Si tout se passe bien, un immeuble avec encadrement pour personnes âgées devrait lui succéder en 2020. « Il comportera environ 60 logements, note Jacques Cuttat, directeur de la Fondation des logements pour les personnes âgées ou isolées (FLPAI). Ce type d’édifice est indispensable. Nous croulons sous les demandes ! »

Précieux également : des logements coopératifs vont voir le jour en parallèle. Car l’immeuble voisin, sis 30-36, route des Franchises, propriété de la Société coopérative d’habitation Genève (SCHG), est lui aussi en phase de démolition-reconstruction. « Nous allons réaliser 83 logements, en lieu et place des 24 appartements existants, précise Jean-Pierre Chappuis, directeur de la promotion immobilière de la SCHG. Tous les anciens locataires ont été relogés. »
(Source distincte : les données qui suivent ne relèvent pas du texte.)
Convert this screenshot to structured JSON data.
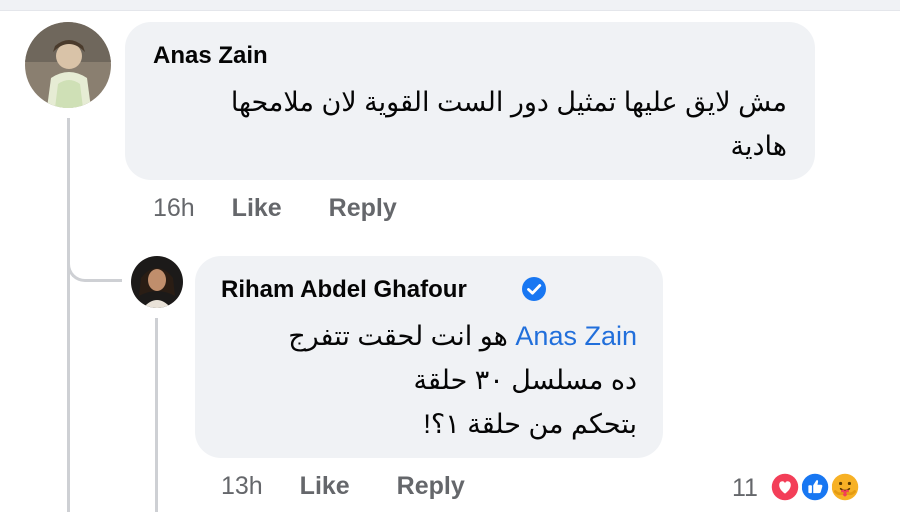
{
  "comments": [
    {
      "author": "Anas Zain",
      "text_lines": [
        "مش لايق عليها تمثيل دور الست القوية لان ملامحها",
        "هادية"
      ],
      "time": "16h",
      "like_label": "Like",
      "reply_label": "Reply"
    }
  ],
  "reply": {
    "author": "Riham Abdel Ghafour",
    "verified_icon": "verified-badge-icon",
    "mention": "Anas Zain",
    "line1_rest": "هو انت لحقت تتفرج",
    "line2": "ده مسلسل ٣٠ حلقة",
    "line3": "بتحكم من حلقة ١؟!",
    "time": "13h",
    "like_label": "Like",
    "reply_label": "Reply",
    "reaction_count": "11",
    "reaction_icons": [
      "love-reaction-icon",
      "like-reaction-icon",
      "care-reaction-icon"
    ]
  },
  "colors": {
    "bubble": "#f0f2f5",
    "meta_text": "#65676b",
    "mention": "#216fdb",
    "verified": "#1877f2",
    "love": "#f33e58",
    "like": "#1877f2",
    "care": "#f7b125"
  }
}
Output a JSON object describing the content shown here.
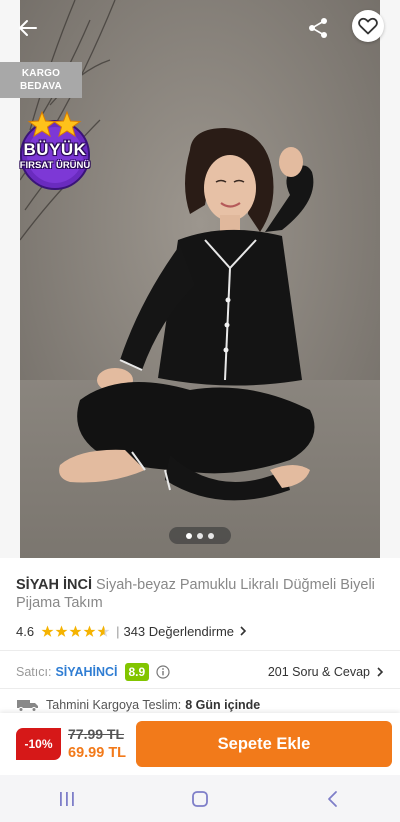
{
  "header": {
    "back_icon": "arrow-left-icon",
    "share_icon": "share-icon",
    "favorite_icon": "heart-icon"
  },
  "badges": {
    "kargo_line1": "KARGO",
    "kargo_line2": "BEDAVA",
    "firsat_line1": "BÜYÜK",
    "firsat_line2": "FIRSAT ÜRÜNÜ"
  },
  "carousel": {
    "dots": 3,
    "active_index": 0
  },
  "product": {
    "brand": "SİYAH İNCİ",
    "name": "Siyah-beyaz Pamuklu Likralı Düğmeli Biyeli Pijama Takım",
    "rating": "4.6",
    "rating_value": 4.6,
    "rating_max": 5,
    "review_count_text": "343 Değerlendirme"
  },
  "seller": {
    "label": "Satıcı:",
    "name": "SİYAHİNCİ",
    "score": "8.9",
    "qa_text": "201 Soru & Cevap"
  },
  "delivery": {
    "label": "Tahmini Kargoya Teslim:",
    "value": "8 Gün içinde"
  },
  "purchase": {
    "discount": "-10%",
    "old_price": "77.99 TL",
    "new_price": "69.99 TL",
    "cart_button": "Sepete Ekle"
  },
  "colors": {
    "accent_orange": "#f27a1a",
    "discount_red": "#d61818",
    "seller_blue": "#2f7dd3",
    "score_green": "#82c500",
    "star_yellow": "#f5b301"
  },
  "system_nav": {
    "recents_icon": "recents-icon",
    "home_icon": "home-icon",
    "back_icon": "nav-back-icon"
  }
}
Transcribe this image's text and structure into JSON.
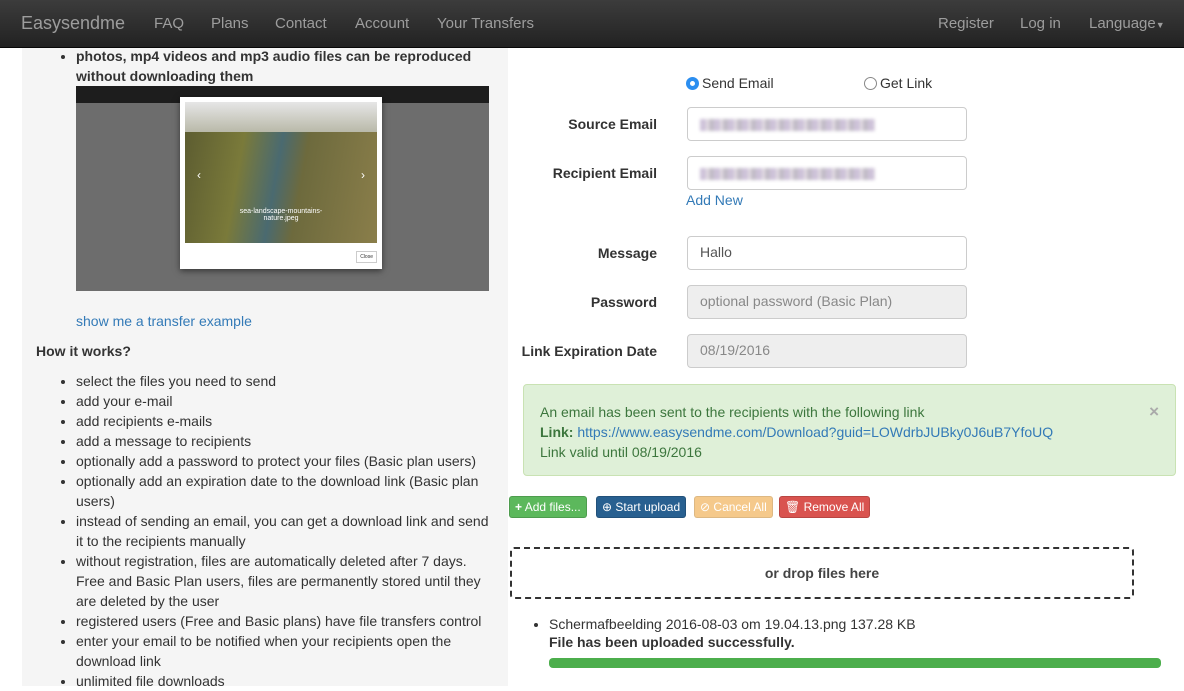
{
  "nav": {
    "brand": "Easysendme",
    "items": [
      "FAQ",
      "Plans",
      "Contact",
      "Account",
      "Your Transfers"
    ],
    "right": [
      "Register",
      "Log in",
      "Language"
    ]
  },
  "left": {
    "feature": "photos, mp4 videos and mp3 audio files can be reproduced without downloading them",
    "screenshot_caption": "sea-landscape-mountains-nature.jpeg",
    "example_link": "show me a transfer example",
    "how_title": "How it works?",
    "steps": [
      "select the files you need to send",
      "add your e-mail",
      "add recipients e-mails",
      "add a message to recipients",
      "optionally add a password to protect your files (Basic plan users)",
      "optionally add an expiration date to the download link (Basic plan users)",
      "instead of sending an email, you can get a download link and send it to the recipients manually",
      "without registration, files are automatically deleted after 7 days. Free and Basic Plan users, files are permanently stored until they are deleted by the user",
      "registered users (Free and Basic plans) have file transfers control",
      "enter your email to be notified when your recipients open the download link",
      "unlimited file downloads"
    ]
  },
  "form": {
    "mode_options": [
      "Send Email",
      "Get Link"
    ],
    "mode_selected": "Send Email",
    "source_label": "Source Email",
    "recipient_label": "Recipient Email",
    "add_new": "Add New",
    "message_label": "Message",
    "message_value": "Hallo",
    "password_label": "Password",
    "password_placeholder": "optional password (Basic Plan)",
    "expiry_label": "Link Expiration Date",
    "expiry_value": "08/19/2016"
  },
  "alert": {
    "line1": "An email has been sent to the recipients with the following link",
    "link_label": "Link:",
    "link": "https://www.easysendme.com/Download?guid=LOWdrbJUBky0J6uB7YfoUQ",
    "line3": "Link valid until 08/19/2016",
    "close": "×"
  },
  "buttons": {
    "add": "Add files...",
    "start": "Start upload",
    "cancel": "Cancel All",
    "remove": "Remove All"
  },
  "colors": {
    "add": "#5cb85c",
    "start": "#337ab7",
    "cancel": "#f0ad4e",
    "remove": "#d9534f"
  },
  "drop": "or drop files here",
  "upload": {
    "file": "Schermafbeelding 2016-08-03 om 19.04.13.png 137.28 KB",
    "status": "File has been uploaded successfully.",
    "progress_percent": 100
  }
}
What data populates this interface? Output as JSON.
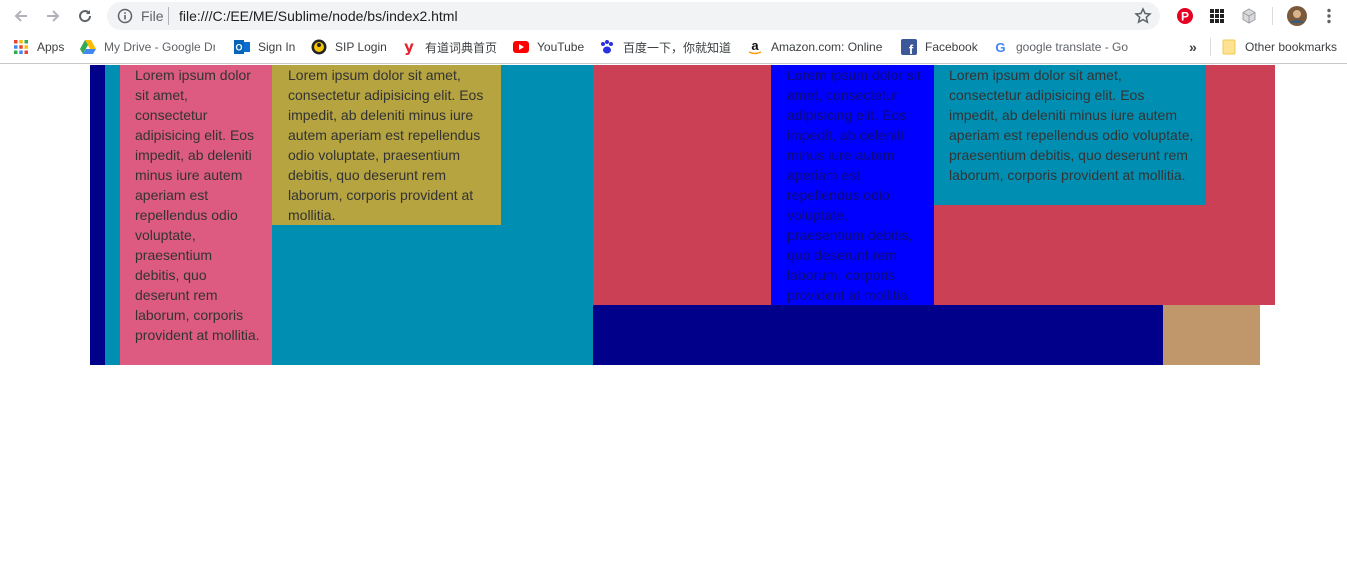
{
  "browser": {
    "url_scheme": "File",
    "url": "file:///C:/EE/ME/Sublime/node/bs/index2.html"
  },
  "bookmarks": [
    {
      "label": "Apps",
      "icon": "apps-grid-icon"
    },
    {
      "label": "My Drive - Google Dr",
      "icon": "google-drive-icon"
    },
    {
      "label": "Sign In",
      "icon": "outlook-icon"
    },
    {
      "label": "SIP Login",
      "icon": "sip-icon"
    },
    {
      "label": "有道词典首页",
      "icon": "youdao-icon"
    },
    {
      "label": "YouTube",
      "icon": "youtube-icon"
    },
    {
      "label": "百度一下，你就知道",
      "icon": "baidu-paw-icon"
    },
    {
      "label": "Amazon.com: Online",
      "icon": "amazon-icon"
    },
    {
      "label": "Facebook",
      "icon": "facebook-icon"
    },
    {
      "label": "google translate - Go",
      "icon": "google-icon"
    }
  ],
  "overflow_label": "»",
  "other_bookmarks": "Other bookmarks",
  "content": {
    "col1_text": "Lorem ipsum dolor sit amet, consectetur adipisicing elit. Eos impedit, ab deleniti minus iure autem aperiam est repellendus odio voluptate, praesentium debitis, quo deserunt rem laborum, corporis provident at mollitia.",
    "col2_text": "Lorem ipsum dolor sit amet, consectetur adipisicing elit. Eos impedit, ab deleniti minus iure autem aperiam est repellendus odio voluptate, praesentium debitis, quo deserunt rem laborum, corporis provident at mollitia.",
    "col3_text": "Lorem ipsum dolor sit amet, consectetur adipisicing elit. Eos impedit, ab deleniti minus iure autem aperiam est repellendus odio voluptate, praesentium debitis, quo deserunt rem laborum, corporis provident at mollitia.",
    "col4_text": "Lorem ipsum dolor sit amet, consectetur adipisicing elit. Eos impedit, ab deleniti minus iure autem aperiam est repellendus odio voluptate, praesentium debitis, quo deserunt rem laborum, corporis provident at mollitia."
  },
  "colors": {
    "navy": "#00008b",
    "teal": "#008fb2",
    "pink": "#dd5b80",
    "olive": "#b5a440",
    "crimson": "#cb4055",
    "blue": "#0000ff",
    "tan": "#c0976a"
  }
}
Et puis les promoteurs de ce renouveau se félicitent que leur projet « s’articule autour de la mobilité douce. Les voitures seront confinées sous terre. »

  550 nouveaux logements

« Ce fut une bien longue saga depuis la décision du Tribunal administratif d’autoriser la démolition du 28, route des Franchises, au début de 2009 », lâche Jacques Cuttat.
Pourquoi a-t-il fallu tant de temps ? « Bien des variantes ont été proposées depuis lors, l’objectif étant, de concert avec la Ville et l’État, d’avoir une vision d’ensemble du secteur Vieusseux-Villars-Franchises. » Suite à un concours d’architecture lancé en 2013, une cinquantaine de projets issus de divers pays européens ont été déposés. « C’est le jeune bureau genevois de Timothée Giorgis, qui prévoit de démolir et de reconstruire l’ensemble du périmètre, qui l’a emporté », précise le directeur de la FLPAI. Un plan localisé de quartier est en force, ajoute Jean-Pierre Chappuis : « Au total, sans compter l’immeuble de la FLPAI, nous ambitionnons de bâtir 550 nouveaux logements sur une surface de 10 hectares. »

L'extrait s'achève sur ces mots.